41. Bölüm - Kaçak

5.9K 673 58
                                    

Önyargı; yemeğin tadına bakmadan atılan tuz gibidir. Bekli de lezzetli olup olmadığını hiç anlayamayacağımız bir tadı baştan mahvetmektir. Aslında sadece hem kendimizi farklı bir deneyimden mahrum bırakılmakla kalmayız, aynı zamanda o yemek için emek veren kişinin de çabasını daha baştan yok sayıp çöpe atarız. 

Ya da tıpkı sadece kenarını görebildiğimiz bir resimdeki gri rengi beton sanırken, resmin tamamına baktığımız da özgürce uçan bir güvercinin kanadı olduğunu anladığımızda, farkında bile olmadan yapmış olduğumuz en kötüyü düşünme dürtümüz gibi...

Ne kadar önyargılı davrandığımı anlamama çok az kalmıştı...

İki haftanın sonunda ise en azından Trever'ın döndüğünü öğrenmem için kapımın çalınması ve karşımda Trever'ı bulmam gerekmişti.

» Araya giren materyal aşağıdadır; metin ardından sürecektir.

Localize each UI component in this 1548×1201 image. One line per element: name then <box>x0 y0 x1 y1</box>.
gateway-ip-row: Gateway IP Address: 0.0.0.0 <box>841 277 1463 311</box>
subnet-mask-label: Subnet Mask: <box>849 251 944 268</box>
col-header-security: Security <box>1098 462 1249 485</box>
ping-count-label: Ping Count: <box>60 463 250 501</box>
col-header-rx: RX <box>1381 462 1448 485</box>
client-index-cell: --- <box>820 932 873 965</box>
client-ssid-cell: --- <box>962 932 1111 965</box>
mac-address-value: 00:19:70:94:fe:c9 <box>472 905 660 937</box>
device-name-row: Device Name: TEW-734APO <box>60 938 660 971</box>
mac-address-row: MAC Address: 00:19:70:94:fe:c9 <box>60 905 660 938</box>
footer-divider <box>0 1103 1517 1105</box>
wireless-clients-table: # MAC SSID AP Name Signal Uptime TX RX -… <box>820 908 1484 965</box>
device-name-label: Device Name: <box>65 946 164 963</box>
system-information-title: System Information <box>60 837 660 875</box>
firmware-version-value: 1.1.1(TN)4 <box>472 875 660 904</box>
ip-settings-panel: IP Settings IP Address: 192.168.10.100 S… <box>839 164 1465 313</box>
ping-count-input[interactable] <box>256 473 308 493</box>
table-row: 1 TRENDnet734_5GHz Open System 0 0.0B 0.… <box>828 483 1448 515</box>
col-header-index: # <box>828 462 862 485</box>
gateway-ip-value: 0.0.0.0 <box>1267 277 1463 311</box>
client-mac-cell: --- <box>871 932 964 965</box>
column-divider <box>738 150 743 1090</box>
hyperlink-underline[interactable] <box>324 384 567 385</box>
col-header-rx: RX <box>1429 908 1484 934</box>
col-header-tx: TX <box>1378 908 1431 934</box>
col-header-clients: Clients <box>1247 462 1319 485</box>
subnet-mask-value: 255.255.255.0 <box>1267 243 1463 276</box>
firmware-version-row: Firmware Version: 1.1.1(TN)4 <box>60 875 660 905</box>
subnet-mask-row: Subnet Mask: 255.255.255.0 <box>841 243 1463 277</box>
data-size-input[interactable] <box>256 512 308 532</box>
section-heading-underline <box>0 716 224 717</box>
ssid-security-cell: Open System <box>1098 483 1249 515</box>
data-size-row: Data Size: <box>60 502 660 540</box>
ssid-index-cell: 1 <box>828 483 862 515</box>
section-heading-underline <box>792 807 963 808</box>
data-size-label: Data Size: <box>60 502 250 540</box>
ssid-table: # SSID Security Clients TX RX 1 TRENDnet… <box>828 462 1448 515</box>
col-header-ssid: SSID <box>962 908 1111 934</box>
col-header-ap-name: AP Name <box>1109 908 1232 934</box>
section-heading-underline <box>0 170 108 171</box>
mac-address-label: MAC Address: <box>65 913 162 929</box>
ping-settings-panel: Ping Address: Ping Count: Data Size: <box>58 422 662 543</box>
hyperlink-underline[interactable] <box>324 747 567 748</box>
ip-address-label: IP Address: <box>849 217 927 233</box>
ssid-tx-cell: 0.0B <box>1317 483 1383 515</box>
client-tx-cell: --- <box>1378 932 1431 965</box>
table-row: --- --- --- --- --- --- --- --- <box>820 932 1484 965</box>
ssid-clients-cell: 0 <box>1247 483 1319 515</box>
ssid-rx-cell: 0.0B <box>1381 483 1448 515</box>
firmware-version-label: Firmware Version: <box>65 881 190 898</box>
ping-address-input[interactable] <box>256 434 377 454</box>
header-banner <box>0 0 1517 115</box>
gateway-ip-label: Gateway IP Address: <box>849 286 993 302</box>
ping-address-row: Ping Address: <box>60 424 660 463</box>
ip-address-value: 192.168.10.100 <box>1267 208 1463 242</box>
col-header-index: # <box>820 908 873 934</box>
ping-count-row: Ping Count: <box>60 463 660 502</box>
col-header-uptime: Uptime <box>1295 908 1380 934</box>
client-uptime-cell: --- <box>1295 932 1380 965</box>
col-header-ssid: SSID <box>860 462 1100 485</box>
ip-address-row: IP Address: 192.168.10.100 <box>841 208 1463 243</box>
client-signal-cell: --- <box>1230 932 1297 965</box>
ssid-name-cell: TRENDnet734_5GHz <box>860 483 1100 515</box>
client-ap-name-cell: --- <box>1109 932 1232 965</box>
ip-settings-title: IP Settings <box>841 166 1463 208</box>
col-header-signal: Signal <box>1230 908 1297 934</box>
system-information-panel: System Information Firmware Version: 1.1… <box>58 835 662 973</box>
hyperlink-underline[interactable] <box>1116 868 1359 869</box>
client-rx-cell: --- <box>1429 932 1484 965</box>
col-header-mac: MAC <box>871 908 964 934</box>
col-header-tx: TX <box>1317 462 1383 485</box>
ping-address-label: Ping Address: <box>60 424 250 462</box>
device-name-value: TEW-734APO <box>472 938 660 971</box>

Yüzündeki kusursuz gülümseme ve her zaman ki flörtüz tavrıyla, "Selam tatlım beni özlemiş olduğunu düşünüyorum." demesi ise yapacağım konuşma için kesinlikle cesaretlendirici değildi.

Bu konuşmayı iki hafta boyunca kafamda kurup durmuştum. Onunla bu konudaki konuşmalarımın hiç birinde tam olarak başarılı olmuş sayılmadığım için her şeyi kafamda oturtmuştum. Ancak şimdi hiçbir şeyden haberi olmadan neşeli bir tavırla karşımda dikilmesi; birden afallamama ve sonrasında onu kaybedip, bu keyifli halleriyle günümü katlanılır kılmasını özleme korkusuyla tedirginlikle dolmamı sağlamıştı. 

Bir anda ezberlediğim tüm cümleler uçup gitmiş gibiydi ve tam olarak konuya nasıl girsem, hemen şimdi mi konuşsam, ya da beklesem mi hiçbir fikrim yoktu.

Birkaç kez konuşmayı unutmuşum gibi ağzımı açıp kapatmamdan sonra yaptığı ise "O kadar çok mu özledin." diye sormak ve durumu tamamen yanlış anlamak olmuştu.

Tanrılar aşkına! Ne söyleyecektim ki?

Ben konuşamayınca, "Hadi gel biraz temiz hava alalım. Ne dersin?" diye sordu.

Açıkçası ona karşı dürüst olmam gerektiğini biliyordum ve bu konuşmayı daha uygun ve ruh halime kesinlikle çok daha iyi gelecek bir yerde yapmak ikimiz için de en iyisi olacaktı.

Kafamı sallayarak onaylayıp dışarı çıktım. Terasa giden yol boyuncaysa özellikle konuşmayıp kafamdan konuya nasıl girebileceğimi tekrar düşünüp durdum.

Nihayet açık havaya çıktığımızda ise Trever bakışlarını sonsuzluğa uzanır gibi görünen okyanusa dikip, "Bana bir açıklama yapmak için bu kadar gerilmene gerek yok Alina." diyerek ağzımı şaşkınlıktan açık bıraktı.

"Biliyor musun?" diye sordum.

Her zaman ki oyuncu tavırlarından işte şimdi eser yoktu. Yüzünde kendini az çok belli eden bir hüzün vardı ve bu kesinlikle karman çorman olan duygularıma iyi gelmiyordu. Ancak ondan başka ne bekleyebilirdim ki? Bana dönen bakışlarında ki ıstırap yeterince şey bildiğini zaten anlatıyordu.

"Sana gelmeden önce Greta gayet aydınlatıcı bir açıklama yaptı diyelim." demekle yetindi.

Greta'nın burnunu sokmadan duramamıştı demek ki... Sanırım ona söylediğim şeylerin aramızda kalması gereken kısımları, konu yakın akrabalar olunca önemini kaybedebiliyordu... Belki de kuzenini önceden hazırlıklı olması için uyarmasını çokta yadırgamamalıydım.

"Peki, ne söyledi?"

"Onun ne söylediğinin benim için bir önemi yok, önemli olan senin ne söyleyeceğin."

Trever duygularımla ilgili dürüst olmamı hak ediyordu.

Derin bir nefes alıp konuşmaya başladım. "Bunu yapabileceğimi sanmıyorum Trever."